La Presse Anarchiste

Action directe au « Trappeur » Sillans

Le 17 sep­tembre, 150 ouvriers du « Trap­peur » se mettent en grève et occupent l’usine.

Cet éta­blis­se­ment spé­cia­li­sé dans la chaus­sure de ski ver­sait les salaires les moins bas de la région en échange d’un tra­vail « aux pièces » par­ti­cu­liè­re­ment inten­sif. Le groupe André l’a absor­bé. Pour aug­men­ter la pro­duc­ti­vi­té ou dimi­nuer les salaires, les patrons ont impo­sé une nou­velle grille de salaire. Ce nou­veau sys­tème de rému­né­ra­tion a d’a­bord été appli­qué à l’a­te­lier des piqueuses.

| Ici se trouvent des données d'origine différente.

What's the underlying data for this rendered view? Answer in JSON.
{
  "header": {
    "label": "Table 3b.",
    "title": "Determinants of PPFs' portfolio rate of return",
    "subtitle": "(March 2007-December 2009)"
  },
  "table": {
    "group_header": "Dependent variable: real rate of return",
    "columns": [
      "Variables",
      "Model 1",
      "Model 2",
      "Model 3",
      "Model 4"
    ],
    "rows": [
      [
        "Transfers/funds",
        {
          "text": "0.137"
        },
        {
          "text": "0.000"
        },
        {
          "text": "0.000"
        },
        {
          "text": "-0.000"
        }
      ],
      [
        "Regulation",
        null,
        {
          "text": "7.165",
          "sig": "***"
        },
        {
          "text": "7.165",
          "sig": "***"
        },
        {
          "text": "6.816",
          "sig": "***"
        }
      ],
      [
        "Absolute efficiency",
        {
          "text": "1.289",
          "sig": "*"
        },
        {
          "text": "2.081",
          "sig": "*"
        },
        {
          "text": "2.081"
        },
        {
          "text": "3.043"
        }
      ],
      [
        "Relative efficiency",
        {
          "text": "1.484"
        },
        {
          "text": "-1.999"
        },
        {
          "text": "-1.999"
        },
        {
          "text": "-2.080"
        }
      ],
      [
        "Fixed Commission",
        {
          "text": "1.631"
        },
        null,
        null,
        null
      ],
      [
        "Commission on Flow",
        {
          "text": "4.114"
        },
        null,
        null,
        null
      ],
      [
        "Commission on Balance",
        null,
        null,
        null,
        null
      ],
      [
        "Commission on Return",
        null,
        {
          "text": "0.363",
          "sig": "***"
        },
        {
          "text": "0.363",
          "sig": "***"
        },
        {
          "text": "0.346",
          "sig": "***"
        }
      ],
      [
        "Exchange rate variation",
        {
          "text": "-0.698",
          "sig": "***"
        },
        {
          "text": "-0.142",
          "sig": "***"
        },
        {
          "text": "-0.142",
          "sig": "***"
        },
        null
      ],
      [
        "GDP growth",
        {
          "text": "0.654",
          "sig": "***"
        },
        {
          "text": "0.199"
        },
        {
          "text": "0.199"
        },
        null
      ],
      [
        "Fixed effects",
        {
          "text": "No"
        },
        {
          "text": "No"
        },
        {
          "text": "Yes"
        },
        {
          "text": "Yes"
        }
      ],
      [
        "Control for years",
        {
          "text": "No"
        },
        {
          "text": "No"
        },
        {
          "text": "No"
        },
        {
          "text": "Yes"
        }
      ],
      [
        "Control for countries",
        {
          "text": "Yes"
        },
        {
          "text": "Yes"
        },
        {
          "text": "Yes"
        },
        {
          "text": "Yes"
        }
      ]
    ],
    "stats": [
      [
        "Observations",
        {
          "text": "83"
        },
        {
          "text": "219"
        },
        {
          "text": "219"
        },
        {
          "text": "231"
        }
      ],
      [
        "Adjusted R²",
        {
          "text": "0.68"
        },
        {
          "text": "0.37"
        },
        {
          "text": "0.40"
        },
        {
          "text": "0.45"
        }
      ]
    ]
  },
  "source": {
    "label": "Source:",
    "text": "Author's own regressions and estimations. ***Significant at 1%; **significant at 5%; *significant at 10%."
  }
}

Celles-ci ont rapi­de­ment consta­té que pour un même tra­vail elles gagnaient 25 % de moins. Elles ont refu­sé de rendre les tickets, donc de se sou­mettre au contrôle.

La direc­tion a alors déci­dé de les payer sui­vant le mini­mum de leur catégorie.

Les piqueuses ont ripos­té en tra­vaillant à l’ac­ti­vi­té minimum.

La direc­tion ne fait aucune pro­po­si­tion nou­velle à la com­mis­sion de conci­lia­tion et essaie de sanc­tion­ner le secré­taire du syn­di­cat C.G.T. Les ouvriers décident la grève et occupent l’usine.

Le soir même, les ouvriers de l’u­sine voi­sine (ski Dyna­mic) débrayent et viennent mani­fes­ter devant le Trappeur.

Quelques jours après, les ouvriers votent la pour­suite du mou­ve­ment. Le comi­té inter­syn­di­cal (C.G.T., C.F.D.T., S.N.I.), comi­té de base inter­can­to­nal, lance un appel à la soli­da­ri­té. L’ap­pel à la soli­da­ri­té finan­cière est tou­jours valable : Alain COTTE – C.C.P. LYON 4662 – 36.

Dans une décla­ra­tion au « Monde » du 24 sep­tembre, la direc­tion essaie de jus­ti­fier son offen­sive. Elle invoque les néces­saires muta­tions tech­niques, l’ur­gence de sub­sti­tuer à la fabri­ca­tion de type clas­sique la fabri­ca­tion de la chaus­sure mou­lée, encore bien embryon­naire et bien aléa­toire à Sillans :

« Nous cher­chons donc à don­ner à ce per­son­nel de fabri­ca­tion clas­sique une pro­duc­ti­vi­té supé­rieure pour lui per­mettre de se recon­ver­tir dans les autres branches de notre fabri­ca­tion traditionnelle ».

Dans un tract, les ouvriers ont répondu :

« Alors pour­quoi se cre­ver au bou­lot et perdre son salaire si, par-des­sus le mar­ché, on se retrouve à la porte en guise de remerciement ? »

Aux cégé­tistes ortho­doxes qui reprochent aux délé­gués de ne pas avoir « orien­té cor­rec­te­ment » les ouvriers vers… des grèves tour­nantes, les délé­gués répondent :

« Nous appor­tons à la base le maxi­mum d’in­for­ma­tions et c’est elle qui décide ».

Et ils ajoutent :

« Eux et nous n’a­vons pas la même concep­tion de la démocratie ».

Le 24 sep­tembre, les ouvriers dis­cutent de nou­velles pro­po­si­tions patro­nales : amé­lio­ra­tion sub­stan­tielle de la grille des salaires et cer­taines garan­ties en ce qui concerne l’emploi.

Par 90 voix contre 36, les « pro­duc­tifs » décident la reprise du travail.

L’ac­tion directe a été payante. Mais devant l’in­ca­pa­ci­té des cen­trales C.G.T. mais aus­si C.F.D.T. à faire res­pec­ter l’ar­ticle 6 (avan­tages acquis de la conven­tion col­lec­tive natio­nale), et rela­ti­ve­ment iso­lés mal­gré les efforts du comi­té inter­syn­di­cal de base, les ouvriers ont dû accep­ter un compromis.

La lutte contre les cadences continue.